RoC was sold to Parfums Christian Dior in 1978 and later came under the LVMH group. Under LVMH, RoC expanded internationally, establishing affiliates in Belgium, Italy, Germany, Spain, Japan, and the United Kingdom between 1984 and 1991, and expanding distribution to Latin America and Asia. RoC was distributed in more than 50 countries by 1992.

RoC entered the United States in 1993 through a partnership with Dermik Laboratories, with a rollout targeting pharmacists and dermatologists.

In 1993, RoC was sold by LVMH to Johnson & Johnson. At the time, RoC's product line included sun screen, moisturizers and cleansers. Under Johnson & Johnson, RoC became the first to formulate stabilised retinol, using it for anti-aging products.

In 2019, Gryphon Investors carved RoC out of Johnson & Johnson and purchased it. Fernando Acosta was then tapped as CEO. After the carve-out, RoC rebuilt its digital presence, launched Roc.com, and enabled direct-to-consumer e-commerce in June 2020. At the time, the company stated it was carried by Walmart, Target, Walgreens, CVS, and Ulta.

In January 2024, Bridgepoint agreed to acquire RoC from Gryphon Investors in a deal valued at about $500 million. Reuters reported that Bridgepoint planned to support RoC’s expansion in Europe. In December 2024, Capital reported that RoC was relaunching in France, where it opened a Paris office and it planned to take direct control of distribution. RoC France general manager Julien Pasquini said the company aimed to be present in 4,200 French pharmacies within five years.

In 2025, RoC established a research fund at Brown University’s Center on the Biology of Aging to support research into the biological mechanisms of aging and age-related disease.

By March 2026, Rapporteuses reported that the company had created a French subsidiary, resumed direct distribution, and built dedicated commercial teams for its French relaunch.

== Products ==
RoC was the first company to formulate stabilized retinol in 1996. RoC is associated with retinol-based skincare and anti-aging products with Reuters reporting that RoC’s products included retinol creams and eye creams.

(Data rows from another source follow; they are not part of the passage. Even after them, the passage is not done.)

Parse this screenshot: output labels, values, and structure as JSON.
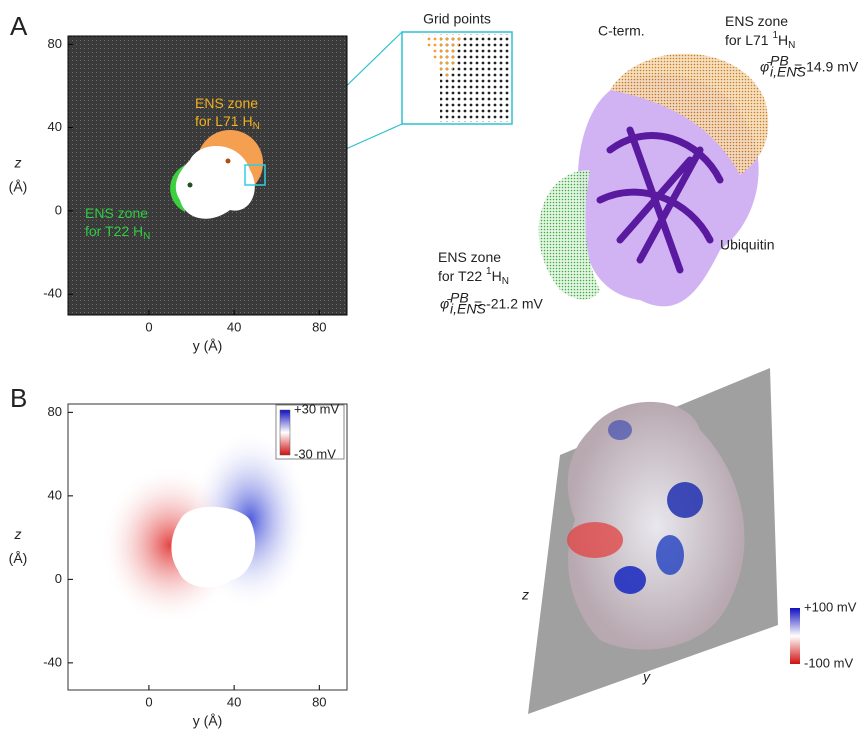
{
  "chart_data": [
    {
      "type": "heatmap",
      "xlabel": "y (Å)",
      "ylabel": [
        "z",
        "(Å)"
      ],
      "xlim": [
        -38,
        93
      ],
      "ylim": [
        -50,
        84
      ],
      "xticks": [
        0,
        40,
        80
      ],
      "yticks": [
        -40,
        0,
        40,
        80
      ],
      "annotations": [
        {
          "lines": [
            "ENS zone",
            "for L71 H"
          ],
          "sub": "N",
          "color": "#f0b020"
        },
        {
          "lines": [
            "ENS zone",
            "for T22 H"
          ],
          "sub": "N",
          "color": "#2ecc40"
        }
      ]
    },
    {
      "type": "heatmap",
      "xlabel": "y (Å)",
      "ylabel": [
        "z",
        "(Å)"
      ],
      "xlim": [
        -38,
        93
      ],
      "ylim": [
        -53,
        84
      ],
      "xticks": [
        0,
        40,
        80
      ],
      "yticks": [
        -40,
        0,
        40,
        80
      ],
      "clim": [
        -30,
        30
      ],
      "cticks": [
        {
          "value": 30,
          "label": "+30 mV"
        },
        {
          "value": -30,
          "label": "-30 mV"
        }
      ]
    }
  ],
  "panel_labels": [
    "A",
    "B"
  ],
  "structure_a": {
    "inset_title": "Grid points",
    "cterm": "C-term.",
    "protein": "Ubiquitin",
    "zones": [
      {
        "lines": [
          "ENS zone",
          "for L71 "
        ],
        "sup": "1",
        "h": "H",
        "sub": "N",
        "phi": "φ̄",
        "phi_sup": "PB",
        "phi_sub": "i,ENS",
        "value_text": "= 14.9 mV"
      },
      {
        "lines": [
          "ENS zone",
          "for T22 "
        ],
        "sup": "1",
        "h": "H",
        "sub": "N",
        "phi": "φ̄",
        "phi_sup": "PB",
        "phi_sub": "i,ENS",
        "value_text": "= -21.2 mV"
      }
    ]
  },
  "structure_b": {
    "axis_z": "z",
    "axis_y": "y",
    "clim": [
      -100,
      100
    ],
    "cticks": [
      {
        "value": 100,
        "label": "+100 mV"
      },
      {
        "value": -100,
        "label": "-100 mV"
      }
    ]
  }
}
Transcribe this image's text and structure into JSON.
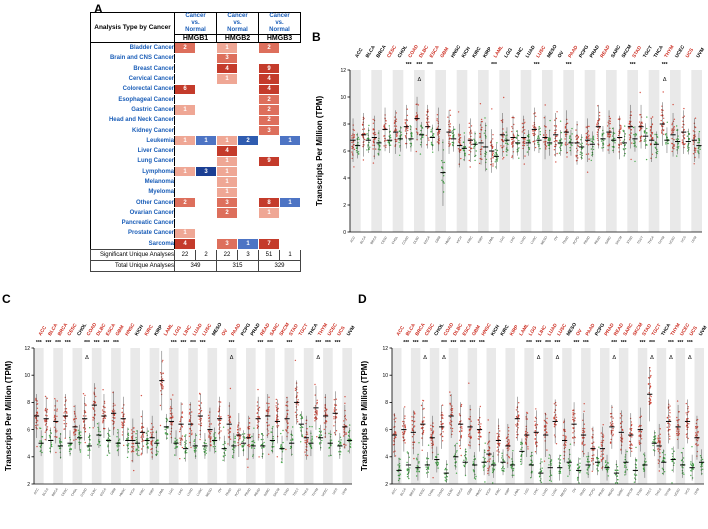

In 2024, owner Bridgepoint stated that RoC products were sold globally, including the United States, Canada, France, the United Kingdom, other Europe, Australia, and China.

== Marketing ==
Sarah Jessica Parker became an ambassador for RoC and appeared in a brand campaign in 2023. Ramona Singer, Bethenny Frankel and Sonja Morgan, who were Real Housewives of New York City costars, did the same in 2026.